Do you inquire, “What is it to walk in the Spirit?” It is to walk in communion with God the Father, by the Holy Ghost, having Christ as my one object. Nor am I left in this to the sentimental fancies of my own mind, nor to the fickleness of my own impulses, nor to the bias of my religious likes and dislikes. The word of God must necessarily be my only chart. “Wherewithal shall a young man cleanse his way? By taking heed thereto according to Thy word” (Psalm 119:9). Look at the martyr Stephen for a blessed pattern of it. What engaged the attention of this man of God, “full of faith and power,” this man full of the Holy Ghost? Two things. The word of God on earth, and the Christ of God in glory (Acts 6 and 7).
Many Christians fall into the serious mistake of making the moral law their standard of holy living. This statement may startle some; but let us explain. The law never gave man an object outside himself; grace does. If I am trying to keep the law for salvation, whom is it for? Myself. Yes; self is my real object.
If, when I have once possessed salvation, I am trying to keep the law in order to retain it, what is my object? For whom do I want to retain it? For myself, to be sure. Then self is my object. On the other hand, grace puts a new object before the saved one, and the Holy Ghost supplies a new spring of action entirely. Self is displaced by Christ, and human efforts by the Spirit's activities. “He died for all, that they which live should not henceforth live unto themselves, but unto Him which died for them, and rose again” (2 Cor. 5:15). And to this order of living the previous verse states, “The love of Christ constraineth us.”
But I thought,' says some reader, that though we are not under the law for justification, we are under it for holy living.' No. There is no lower standard of holiness than “walking in the Spirit,” and on this point the word of God could not possibly be plainer, “If ye be led of the Spirit, ye are not under the law” (Gal. 5:18).
Now do not be alarmed, dear reader, about what we have been saying as to not being under the law. We are not fostering the lawless spirit of the age, nor granting to any one, much less the Christian, a license to break the law. No, the very opposite. We heartily believe the teaching of God's word in Romans 8:4, which says that the righteous requirement of the law is “fulfilled in us, who walk not after the flesh, but after the Spirit” (JND). Now we have seen (Gal. 5:18) that if we are led of the Spirit we are not under the law. So that it is as though the apostle had said, The righteous requirement of the law is fulfilled in us who are NOT UNDER THE LAW.
In order to make this a little plainer, let us take an illustration.
A man has a well of water near his house, and a splendid pump placed over it. Although this pump is in itself a perfect piece of mechanism, he has for years never been able to get a drop of good water out of the well.

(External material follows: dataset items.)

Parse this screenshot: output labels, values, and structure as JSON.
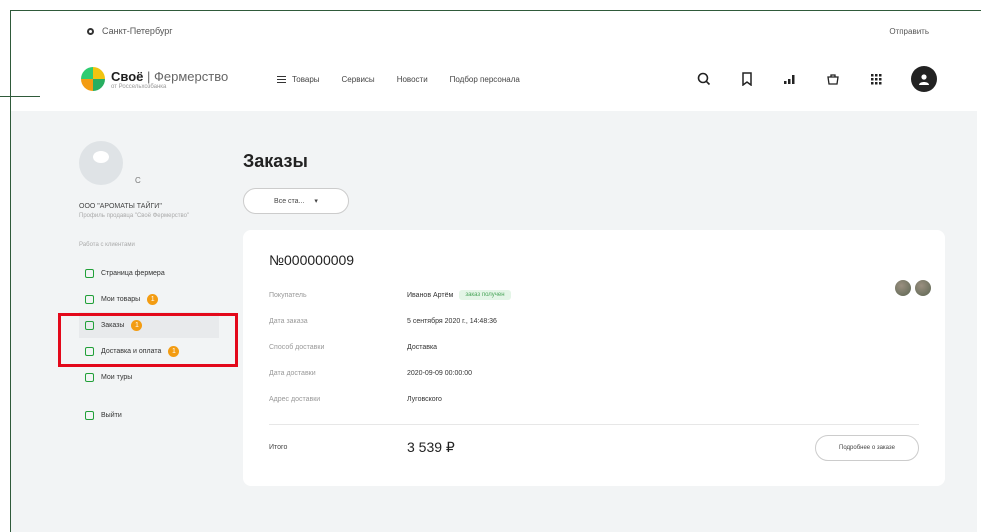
{
  "topbar": {
    "city": "Санкт-Петербург",
    "right_link": "Отправить"
  },
  "header": {
    "brand": "Своё",
    "brand_section": "Фермерство",
    "brand_sub": "от Россельхозбанка",
    "nav": [
      "Товары",
      "Сервисы",
      "Новости",
      "Подбор персонала"
    ],
    "icons": [
      "search-icon",
      "bookmark-icon",
      "chart-icon",
      "basket-icon",
      "grid-icon",
      "user-icon"
    ]
  },
  "sidebar": {
    "avatar_letter": "С",
    "company_name": "ООО \"АРОМАТЫ ТАЙГИ\"",
    "company_sub": "Профиль продавца \"Своё Фермерство\"",
    "section_label": "Работа с клиентами",
    "items": [
      {
        "label": "Страница фермера",
        "badge": ""
      },
      {
        "label": "Мои товары",
        "badge": "1"
      },
      {
        "label": "Заказы",
        "badge": "1"
      },
      {
        "label": "Доставка и оплата",
        "badge": "1"
      },
      {
        "label": "Мои туры",
        "badge": ""
      }
    ],
    "logout": "Выйти"
  },
  "main": {
    "title": "Заказы",
    "filter": "Все ста...",
    "order": {
      "number": "№000000009",
      "rows": [
        {
          "label": "Покупатель",
          "value": "Иванов Артём",
          "tag": "заказ получен"
        },
        {
          "label": "Дата заказа",
          "value": "5 сентября 2020 г., 14:48:36",
          "tag": ""
        },
        {
          "label": "Способ доставки",
          "value": "Доставка",
          "tag": ""
        },
        {
          "label": "Дата доставки",
          "value": "2020-09-09 00:00:00",
          "tag": ""
        },
        {
          "label": "Адрес доставки",
          "value": "Луговского",
          "tag": ""
        }
      ],
      "total_label": "Итого",
      "total_value": "3 539 ₽",
      "details_button": "Подробнее о заказе"
    }
  }
}
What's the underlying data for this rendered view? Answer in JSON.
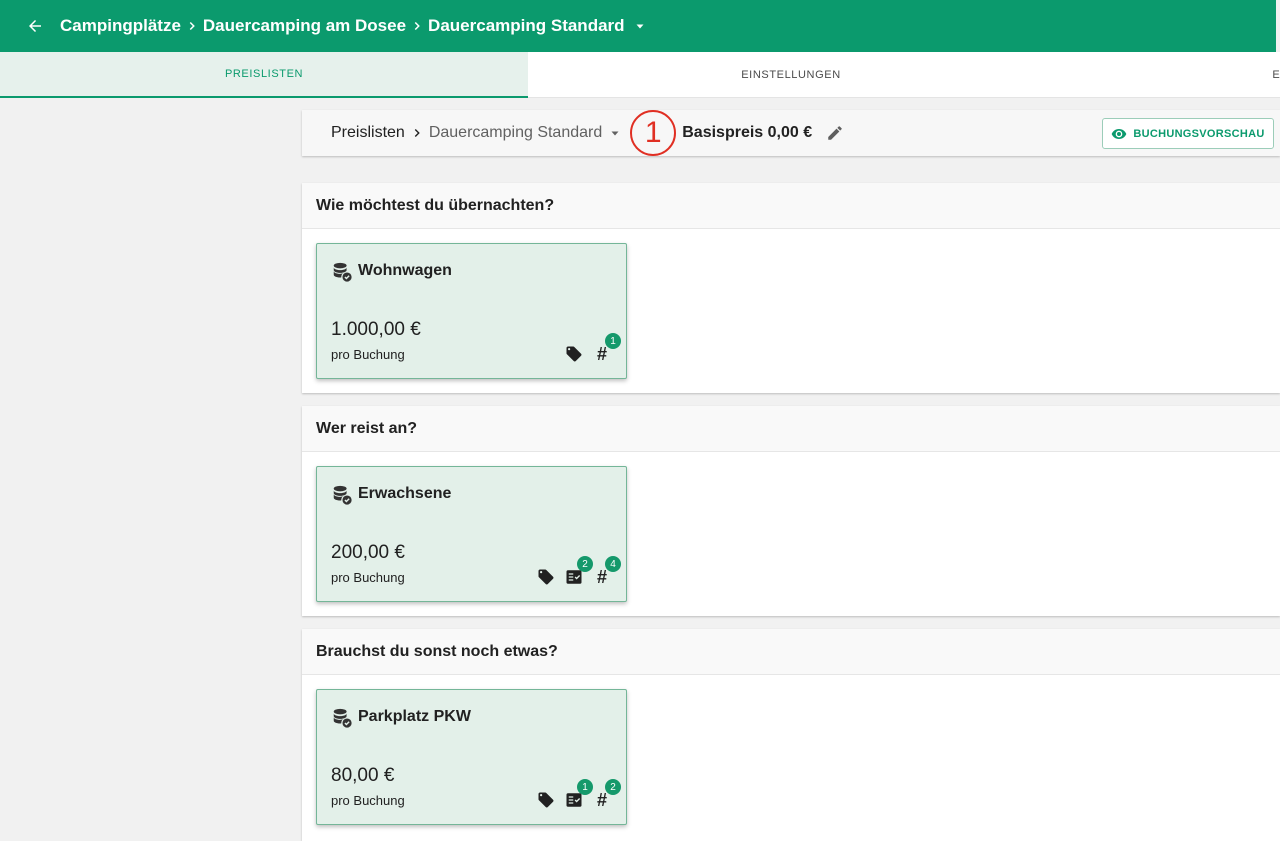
{
  "topbar": {
    "breadcrumbs": [
      "Campingplätze",
      "Dauercamping am Dosee",
      "Dauercamping Standard"
    ],
    "icons": {
      "back": "arrow-left-icon",
      "separator": "chevron-right-icon",
      "dropdown": "caret-down-icon"
    },
    "background": "#0b9a6d"
  },
  "tabs": [
    {
      "label": "PREISLISTEN",
      "active": true
    },
    {
      "label": "EINSTELLUNGEN",
      "active": false
    },
    {
      "label": "EI",
      "active": false
    }
  ],
  "header": {
    "title": "Preislisten",
    "current": "Dauercamping Standard",
    "marker": "1",
    "base_price": "Basispreis 0,00 €",
    "preview_button": "BUCHUNGSVORSCHAU",
    "icons": {
      "edit": "pencil-icon",
      "preview": "eye-icon"
    }
  },
  "sections": [
    {
      "title": "Wie möchtest du übernachten?",
      "item": {
        "name": "Wohnwagen",
        "price": "1.000,00 €",
        "unit": "pro Buchung",
        "checklist_count": null,
        "hash_count": "1"
      }
    },
    {
      "title": "Wer reist an?",
      "item": {
        "name": "Erwachsene",
        "price": "200,00 €",
        "unit": "pro Buchung",
        "checklist_count": "2",
        "hash_count": "4"
      }
    },
    {
      "title": "Brauchst du sonst noch etwas?",
      "item": {
        "name": "Parkplatz PKW",
        "price": "80,00 €",
        "unit": "pro Buchung",
        "checklist_count": "1",
        "hash_count": "2"
      }
    }
  ],
  "tile_icons": {
    "price": "coins-check-icon",
    "tag": "tag-icon",
    "checklist": "checklist-icon",
    "hash": "hash-icon"
  },
  "colors": {
    "accent": "#0b9a6d",
    "tile_bg": "#e3f0e9",
    "marker": "#e02f23"
  }
}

Nay, the more he pumps the worse appears the water brought up.
One day a visitor in the locality, and an expert in such matters, tells the man that if he were to bore into a large rock close by he would get an ample supply of pure water. The experiment is tried, and after a few days' boring the expected spring is tapped, bringing forth a gushing stream of sparkling pure water.
Now do you think he will remove his pump from the bad well, and place it over that gushing stream? Certainly not. It is not that he has any fault to find with the pump. It is as good as ever it was. But he now gets from a new source, without the pump, what he could never get from the old source by the pump.
Now let us apply this simple figure,
“The law is not made for a righteous man” (1 Tim. 1:9). In itself it is “holy, just, and good”; but when it was applied to man in the flesh, like the perfect pump applied to the polluted well, it only made manifest what was there.
What then was the requirement of the law?
Galatians 5:14 tells us: “All the law is fulfilled in one word, even in this, Thou shalt LOVE thy neighbor as thyself.” Yes, it demanded love, but there came out perfect hatred; yea, hatred to the One who deserved nothing but love. “They hated me without a cause.” Yet these very people made their boast in the law. What a demonstration of the truth of the word, “The carnal mind is enmity against God” (Rom. 8:7).
So much then for the old well, and the pump that made its polluted condition more and more apparent.
Let us now look at the other side. And what a refreshing contrast it is to turn from the old to the new. But what, it may be asked, is the new spring? It is nothing less than the Spirit of God—the Spirit as life in the soul of a believer (John 4:14; John 20:22; Gal. 5:22-25).
And what do we get from this source?
Why, the first fruit produced by the Spirit is the very thing which the law demanded, but could not produce; namely, LOVE. Compare Galatians 5:14 with 5: 22.
Every one born of God loves (1 John 4:7-8; 1 Cor. 13:1-3); but it is not love after a natural order at all. Man naturally loves because of what the object is. But that is not the way the Christian loves, at least it is not the only way. He loves not merely because of what he sees in another who is naturally amiable and attractive, but because of that which God has put into him; that is, a new life—a life in the power of the Spirit.
God did not love us because of any merit in us to draw it out, but because of what was in Himself—because of what His own heart was. Our love, as Christians, is after the same order; it is divine in its character. So we read, “Every one that loveth is born of God, and knoweth God” (1 John 4:7). “If we love one another, God dwelleth in us, and His love is perfected in us” (1 John 4: 12). “We love Him, because He first loved us” (1 John 4:19).
Thus we see that the love produced by God's Spirit in us, is the very thing which the law demanded from us.
Henceforth we are exhorted to “walk in love “; that is, we are to allow the divine life—this life after a new creation order—to have, so to speak, its own way in us; we are to follow its divine instincts, and to find our happiness in its unhindered display. We are not to use our liberty for an occasion to the flesh, but in
LOVE to serve one another. The only thing that can now avail, says the apostle, is the “faith which worketh by LOVE” (Gal. 5:6). In other words, the very thing which the law vainly demanded, grace has richly supplied. Thus the righteous requirement of the law will be fulfilled in us who are not under it—who walk not after the flesh, but after the Spirit.
What a blessed thing to be a Christian!